A lot of this makes sense. In the list of timestamps you posted, the negative ones increment by the same 2133/2134. The incrementing must happen in the LimeSuite library on the host computer. Then half way through the negative time stamps, they jump back again - since another packet is received that contained the same negative timestamp as the first one. Everything is a bit confused though because of the misalignment of the 128 sample buffers with the 680 sample packets.
So for the negative timestamps to make sense, we need the buffer size to be aligned with the native packet size (which actually depends on the data format. Its 1360 samples for 12bit samples, but 1020 for 16 bit samples). Its ok if you use a buffer size that is an integral multiple of the packet size. The pulse on GPIO0 needs to be at least one buffer size long, and yes, you will sometimes see one negative timestamp and sometimes two.
I’m confused though about why your stamps increment by 2133/2134. I would have expected the timestamps to increase simply by 128 each time? Are you doing the multiplying by 1000/60?
If so, by doing that, you make it much harder to figure out when the GPIO actually went high.
If you take out the leading bit of: -6148914689475294922, you get a number that doesn’t make any sense as a timestamp.

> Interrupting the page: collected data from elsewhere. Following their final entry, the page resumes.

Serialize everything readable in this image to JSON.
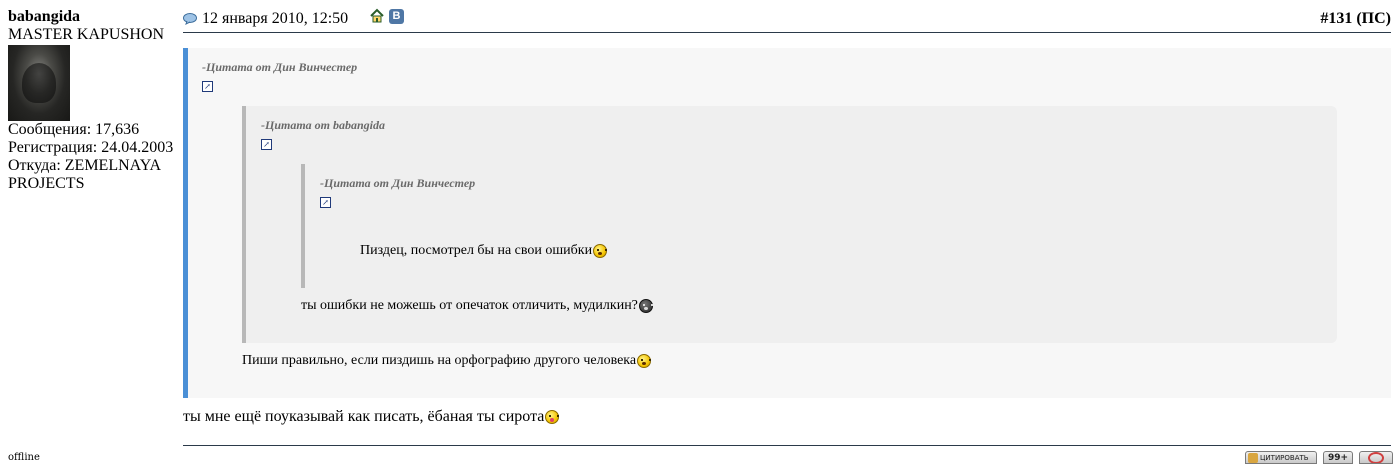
{
  "user": {
    "name": "babangida",
    "title": "MASTER KAPUSHON",
    "posts": "Сообщения: 17,636",
    "registered": "Регистрация: 24.04.2003",
    "location_line1": "Откуда: ZEMELNAYA",
    "location_line2": "PROJECTS",
    "status": "offline"
  },
  "post": {
    "date": "12 января 2010, 12:50",
    "number": "#131",
    "number_suffix": "(ПС)",
    "vk_label": "В",
    "message": "ты мне ещё поуказывай как писать, ёбаная ты сирота"
  },
  "quotes": {
    "outer": {
      "title": "-Цитата от Дин Винчестер",
      "text": "Пиши правильно, если пиздишь на орфографию другого человека"
    },
    "middle": {
      "title": "-Цитата от babangida",
      "text": "ты ошибки не можешь от опечаток отличить, мудилкин?"
    },
    "inner": {
      "title": "-Цитата от Дин Винчестер",
      "text": "Пиздец, посмотрел бы на свои ошибки"
    }
  },
  "buttons": {
    "quote_label": "ЦИТИРОВАТЬ",
    "multiquote_label": "99+"
  },
  "colors": {
    "quote_accent": "#4a8fd6",
    "nested_quote_border": "#b8b8b8",
    "divider": "#2b3a4a"
  }
}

If you go back to what I would expect the raw timestamps to be:
105672176 (your first one multiplied by 1000/60)
105672304
105672432
105672560
First negative was then approximately at stamp 105673328. If you then set the msb: (1<<63) that gives -9223372036749102480
which, if you then /60*1000 gives: -6148914689475295072 which is in the ballpark of your first
negative number. Going backwards is going to be really tough.
I’d suggest not multiplying by 1000/60 till after you’ve sorted out the negative timestamps, then you can just remove the leading bit, and what’s left tells you the correct time value.